Então veio a pandemia e com ela a necessidade de isolamento social e de máscaras. Muita coisa se tornou remota. Ao menor raio de sol, porém, as praias continuavam cheias. Foi aí que um sábio resolveu estudar o comportamento dessas pessoas. Disseram-lhe que era mais adequado ir direto ao cérebro de cada um.
      O sábio, no entanto, acreditava nas virtudes do diálogo. Punha uma máscara N95 e abordava pessoas que saíam das areias quentes.

– Por que está fazendo isso? – perguntava.

– Isso o quê? – responder com pergunta era forma de ganhar tempo.

– Entrando em aglomeração.

– E o senhor, me diga, por que está usando essa máscara?

      Havia quem respondesse assim. Pode parecer improvável, grosseiro e estranho ouvir tal resposta de um ser racional. O inverossímil acontece. Um contador de histórias não pode negar a realidade. O sábio deparou-se com um caso especial. Um homem que pregava o contrário de tudo que a Organização Mundial da Saúde recomendava.

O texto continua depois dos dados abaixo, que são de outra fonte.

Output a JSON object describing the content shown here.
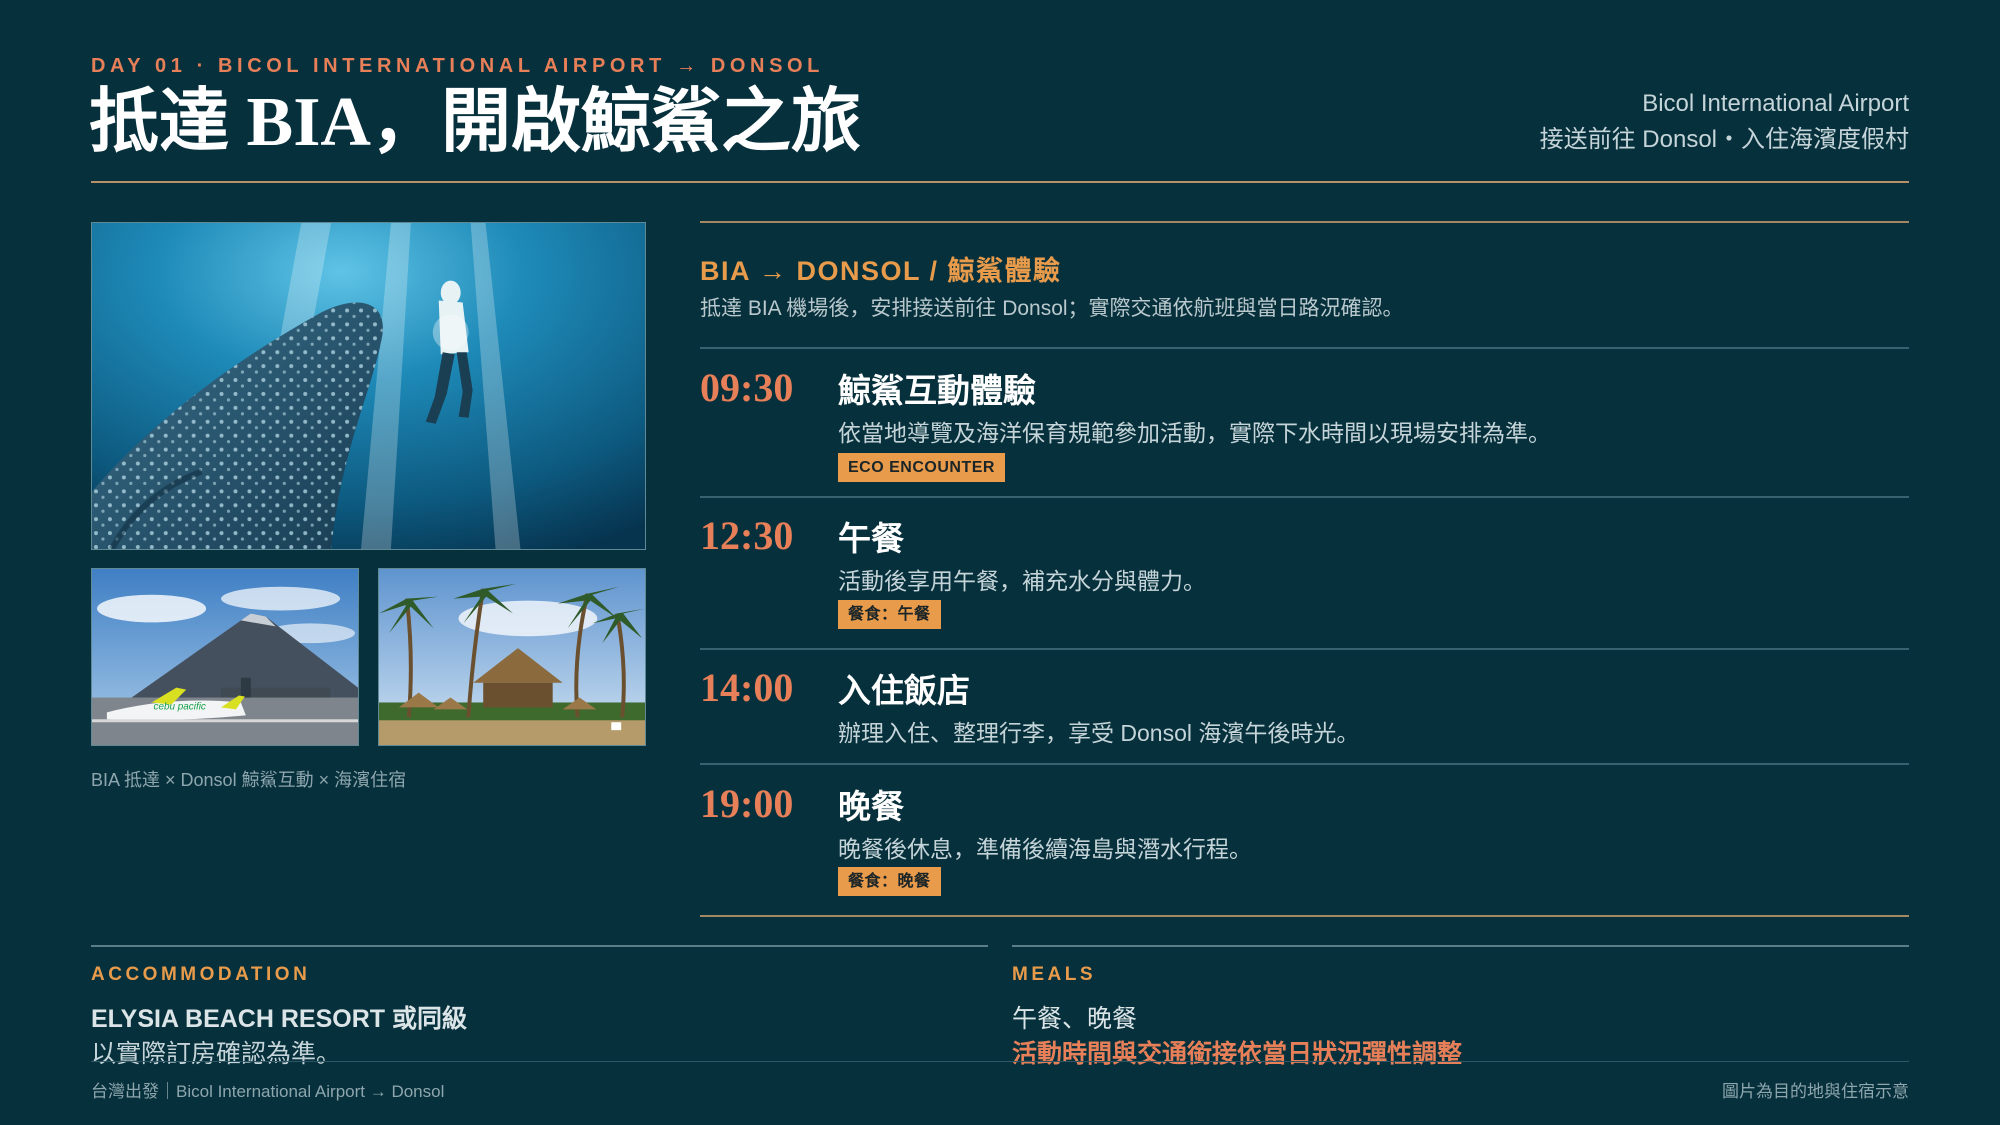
{
  "header": {
    "day_label": "DAY 01 · BICOL INTERNATIONAL AIRPORT → DONSOL",
    "title": "抵達 BIA，開啟鯨鯊之旅",
    "right_line1": "Bicol International Airport",
    "right_line2": "接送前往 Donsol・入住海濱度假村"
  },
  "photos": {
    "caption": "BIA 抵達 × Donsol 鯨鯊互動 × 海濱住宿",
    "airline_text": "cebu pacific"
  },
  "route": {
    "title": "BIA → DONSOL / 鯨鯊體驗",
    "desc": "抵達 BIA 機場後，安排接送前往 Donsol；實際交通依航班與當日路況確認。"
  },
  "schedule": [
    {
      "time": "09:30",
      "title": "鯨鯊互動體驗",
      "desc": "依當地導覽及海洋保育規範參加活動，實際下水時間以現場安排為準。",
      "tag": "ECO ENCOUNTER"
    },
    {
      "time": "12:30",
      "title": "午餐",
      "desc": "活動後享用午餐，補充水分與體力。",
      "tag": "餐食：午餐"
    },
    {
      "time": "14:00",
      "title": "入住飯店",
      "desc": "辦理入住、整理行李，享受 Donsol 海濱午後時光。",
      "tag": ""
    },
    {
      "time": "19:00",
      "title": "晚餐",
      "desc": "晚餐後休息，準備後續海島與潛水行程。",
      "tag": "餐食：晚餐"
    }
  ],
  "accommodation": {
    "label": "ACCOMMODATION",
    "name": "ELYSIA BEACH RESORT 或同級",
    "note": "以實際訂房確認為準。"
  },
  "meals": {
    "label": "MEALS",
    "value": "午餐、晚餐",
    "note": "活動時間與交通銜接依當日狀況彈性調整"
  },
  "footer": {
    "left": "台灣出發｜Bicol International Airport → Donsol",
    "right": "圖片為目的地與住宿示意"
  },
  "colors": {
    "background": "#06303c",
    "accent_orange": "#e77f58",
    "accent_gold": "#e89b4a",
    "rule_gold": "#b89066"
  }
}
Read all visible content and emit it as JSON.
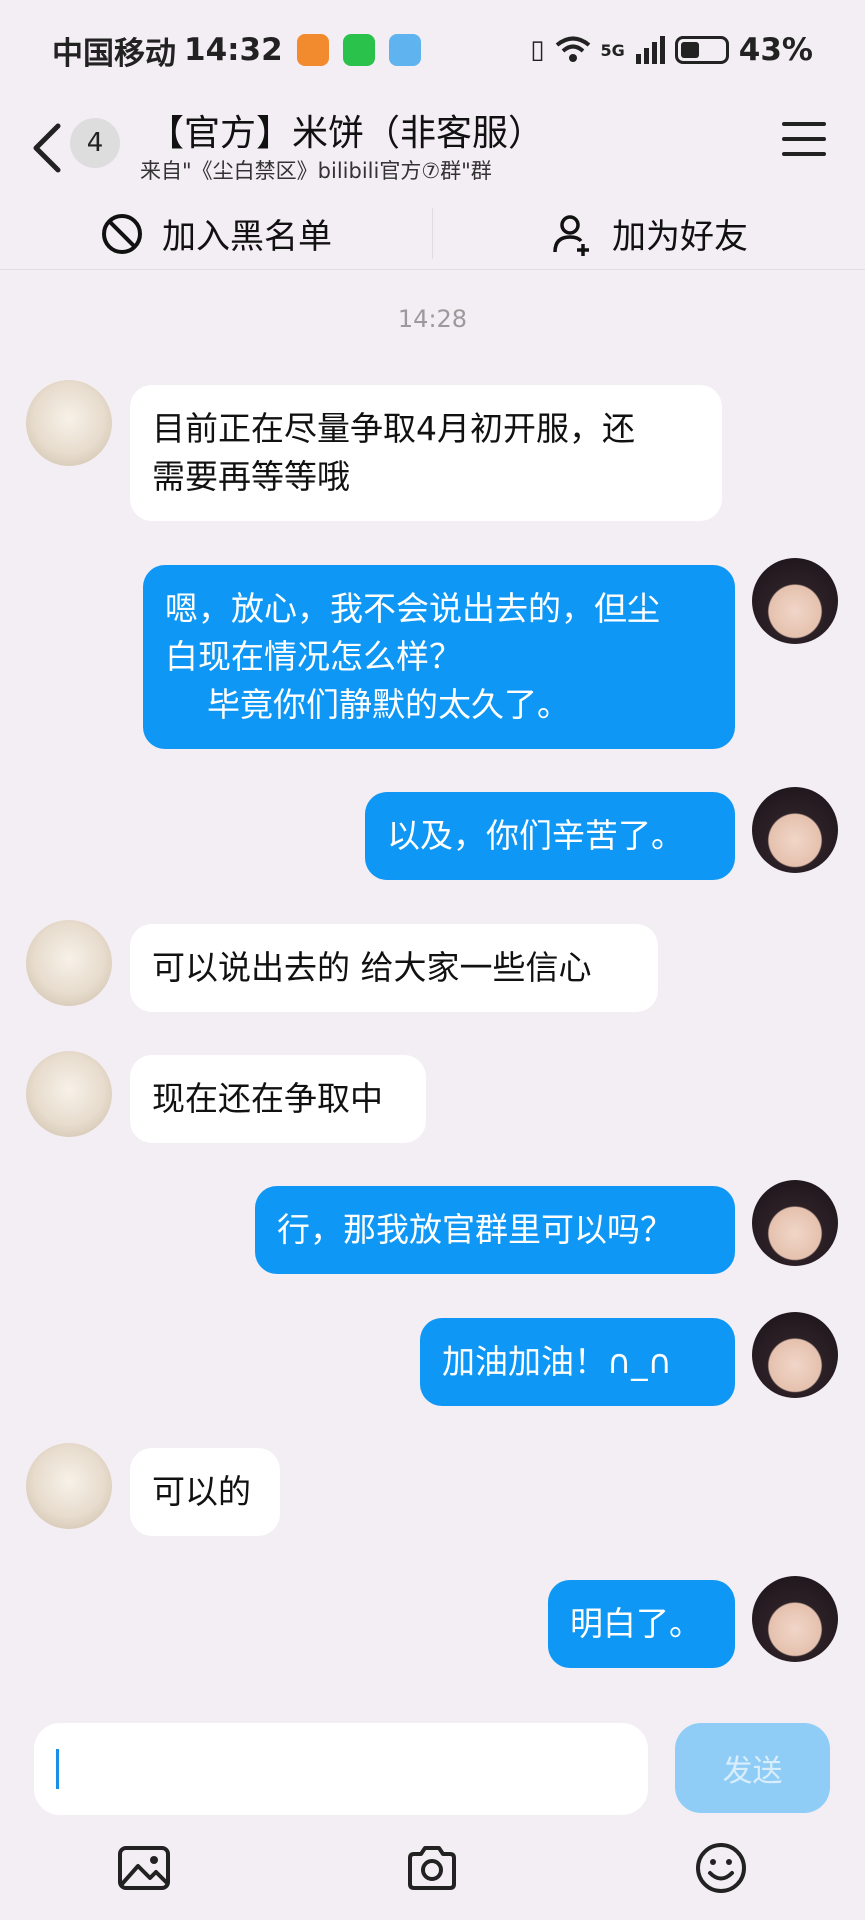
{
  "status_bar": {
    "carrier": "中国移动",
    "time": "14:32",
    "network": "5G",
    "battery": "43%",
    "battery_level": 0.43,
    "apps": [
      "taobao-icon",
      "wechat-icon",
      "reader-icon"
    ]
  },
  "header": {
    "unread_count": "4",
    "title": "【官方】米饼（非客服）",
    "subtitle": "来自\"《尘白禁区》bilibili官方⑦群\"群"
  },
  "actions": {
    "blacklist": "加入黑名单",
    "add_friend": "加为好友"
  },
  "chat": {
    "timestamp": "14:28",
    "messages": [
      {
        "side": "in",
        "text": "目前正在尽量争取4月初开服，还\n需要再等等哦"
      },
      {
        "side": "out",
        "text": "嗯，放心，我不会说出去的，但尘\n白现在情况怎么样？\n    毕竟你们静默的太久了。"
      },
      {
        "side": "out",
        "text": "以及，你们辛苦了。"
      },
      {
        "side": "in",
        "text": "可以说出去的 给大家一些信心"
      },
      {
        "side": "in",
        "text": "现在还在争取中"
      },
      {
        "side": "out",
        "text": "行，那我放官群里可以吗？"
      },
      {
        "side": "out",
        "text": "加油加油！∩_∩"
      },
      {
        "side": "in",
        "text": "可以的"
      },
      {
        "side": "out",
        "text": "明白了。"
      }
    ]
  },
  "input": {
    "value": "",
    "send_label": "发送"
  },
  "colors": {
    "outgoing_bubble": "#0e97f5",
    "incoming_bubble": "#ffffff",
    "background": "#f3eef3",
    "send_button": "#8fcdf6"
  },
  "toolbar": {
    "icons": [
      "image-icon",
      "camera-icon",
      "emoji-icon"
    ]
  }
}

Era algo assim:

– Façam lockdown – indicava a autoridade sanitária.

– Abram tudo – retrucava o divergente.

– Fiquem em casa.

– Vão para a rua que é menos perigoso.

– A imunidade é de curta duração.

– A imunidade dura muito tempo.

      O sábio concluiu que era ignorante. Enfiou a viola no saco e foi ver jogos de futebol na televisão. Não conseguia entender por que tantos países adotavam medidas restritivas profundas se seria evidente que não funcionavam. Construía hipóteses por falta do que fazer: estariam todos cegos pelo medo? A pandemia afetaria a capacidade de raciocínio dos cientistas? O mundo teria caído numa armadilha de autoproteção suicida? Emitiu uma singela nota antes de se retirar: em situação de imunidade de tempo reduzido as vacinas só terão eficácia se todos forem imunizados na mesma época, produzindo proteção massiva ao mesmo tempo e tirando espaço do vírus para novas infecções, levando-o ao desparecimento mesmo no breve período da imunidade obtida. Fora disso, permitiu-se o coloquial, seria enxugar gelo.

      Esta história começou mal contada. Admitamos o erro e corrijamos. Não era no tempo do presencial. Longe disso. Era no tempo do virtual, do remoto, do pavor, da incerteza. Era no tempo do vírus.